The details of the moment Jamie Fobert found out that he had Parkinson’s disease at 40 are etched forever in his mind. “I heard the words Parkinson’s disease. I looked down at my watch; it was 10:20 a.m., June 30, 2010. The doctor was wearing a dark dress shirt and khakis. I was bent over, my head down, my elbows on my knees and then it was a blur. The doctor kept talking, but I wasn’t hearing much.”
As a fit, active person, the young-onset Parkinson’s disease (YOPD) diagnosis was a shock. His eldest son first pointed out that he wasn’t swinging his right arm while playing soccer. Subsequent consultations with his family doctor and sports medicine specialists led him to that fateful appointment with the neurologist.
Fobert sobbed during the entire two-hour drive home to Belleville. Over the next few days, he shared his diagnosis with his family and his employers while trying to get on with his life.
Soon after, Fobert made a life-changing connection. He met Stephanie Bruder while she was volunteering at a fundraising event for Parkinson Canada in the local drugstore. Bruder, who also has YOPD, introduced him to the local Parkinson’s community, including a support group. “She’s a small person with a giant heart,” says Fobert.
A two-hour conversation with Bruder and Robert Brown, another local man living with Parkinson’s, did wonders for Fobert’s outlook. He began to understand the words: “I have Parkinson’s. It doesn’t have me.” He realized that living with Parkinson’s, he would be challenged to “step up or step aside” and he chose to step up.
Fobert continued and even increased his physical activity, playing soccer and lifting weights. He takes his medications and physician-approved supplements and monitors his diet and schedule. That’s not to say, he doesn’t slip up sometimes. “One morning I ate a new breakfast cereal without realizing it contained a lot of protein, which can inhibit the absorption of my medication. I was frozen at the kitchen table for quite some time, until my youngest son came by and helped me out.”
Fobert also made some tough decisions in his personal life. His marriage ended.

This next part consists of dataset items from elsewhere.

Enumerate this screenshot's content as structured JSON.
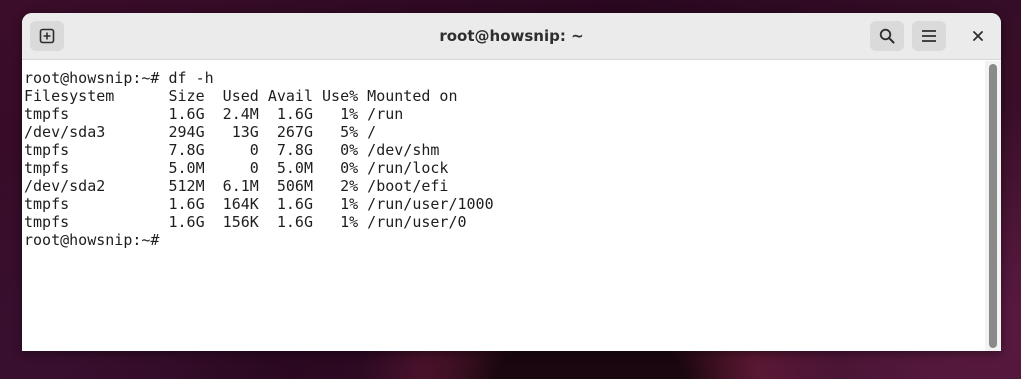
{
  "window": {
    "title": "root@howsnip: ~"
  },
  "titlebar": {
    "new_tab_icon": "new-tab-icon",
    "search_icon": "search-icon",
    "menu_icon": "hamburger-menu-icon",
    "close_icon": "close-icon"
  },
  "terminal": {
    "lines": [
      "root@howsnip:~# df -h",
      "Filesystem      Size  Used Avail Use% Mounted on",
      "tmpfs           1.6G  2.4M  1.6G   1% /run",
      "/dev/sda3       294G   13G  267G   5% /",
      "tmpfs           7.8G     0  7.8G   0% /dev/shm",
      "tmpfs           5.0M     0  5.0M   0% /run/lock",
      "/dev/sda2       512M  6.1M  506M   2% /boot/efi",
      "tmpfs           1.6G  164K  1.6G   1% /run/user/1000",
      "tmpfs           1.6G  156K  1.6G   1% /run/user/0",
      "root@howsnip:~# "
    ]
  },
  "colors": {
    "terminal_text": "#1e1e1e",
    "terminal_bg": "#ffffff",
    "titlebar_bg": "#ebebeb"
  }
}
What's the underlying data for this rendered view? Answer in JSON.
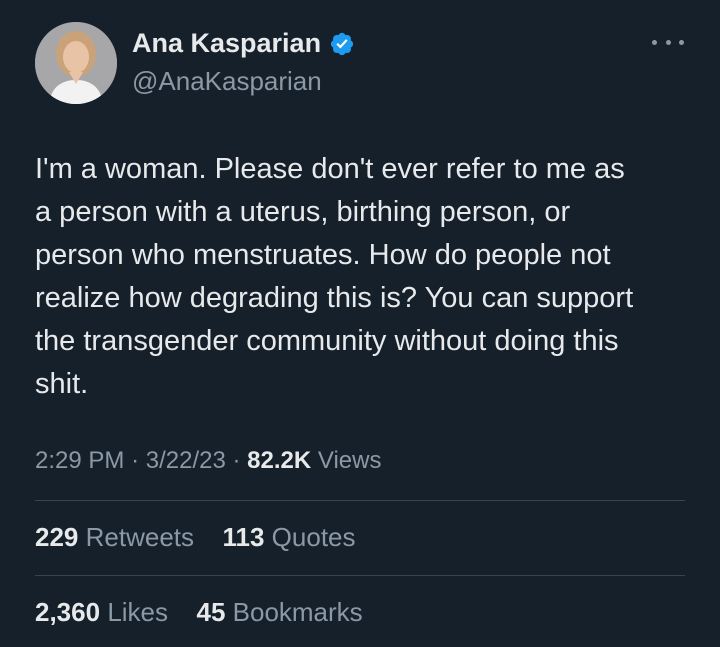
{
  "author": {
    "name": "Ana Kasparian",
    "handle": "@AnaKasparian",
    "verified_color": "#1d9bf0"
  },
  "tweet": {
    "text_lines": [
      "I'm a woman. Please don't ever refer to me as",
      "a person with a uterus, birthing person, or",
      "person who menstruates. How do people not",
      "realize how degrading this is? You can support",
      "the transgender community without doing this",
      "shit."
    ]
  },
  "meta": {
    "time": "2:29 PM",
    "separator": "·",
    "date": "3/22/23",
    "views_count": "82.2K",
    "views_label": "Views"
  },
  "stats": {
    "retweets_count": "229",
    "retweets_label": "Retweets",
    "quotes_count": "113",
    "quotes_label": "Quotes",
    "likes_count": "2,360",
    "likes_label": "Likes",
    "bookmarks_count": "45",
    "bookmarks_label": "Bookmarks"
  },
  "icons": {
    "avatar": "profile-photo",
    "verified": "verified-badge-icon",
    "more": "more-options-icon"
  },
  "colors": {
    "background": "#15202b",
    "primary_text": "#e7e9ea",
    "secondary_text": "#8b98a5",
    "divider": "#38444d"
  }
}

He is now engaged to Beverly, his “true partner.” Between them, their family now includes 21-year-old twins, a 26-year-old son and a daughter-in-law, a 12-year-old son and a seven-year-old granddaughter. “It’s so much easier to live with Parkinson’s when you are supported by good people, who love you. I’m very lucky to have that,” says Jamie.
As a career caregiver working with children and adults with developmental challenges, it didn’t take long for Fobert to seek ways to help others. “I found out I had a talent for getting others to give; if not money, then supplies for our events.” Fobert helps organize events for Parkinson Canada and speaks to media and the public about living with the disease.
He recently became a “partner” for Parkinson Canada’s Life Lists Challenge, a new initiative this year. The Life Lists Challenge inspires others to raise funds while they undertake rewarding bucket list activities like skydiving or zip lining. The partners, all living with Parkinson’s, help to motivate participants in pursuing their adventures and their fundraising.
In his online profile for Life Lists Challenge, Fobert writes about his Superman tattoo. He refers to it as his “inner strength symbol,” explaining that most days Superman is simply Clark Kent, but Superman appears when extraordinary strength is needed. “And some days I need that inner strength when living with Parkinson’s.”
“I believe I have a responsibility to live every day to the fullest, and to not take anything for granted,” says Fobert. “A cure for Parkinson’s isn’t just going to happen; we need to go after it.”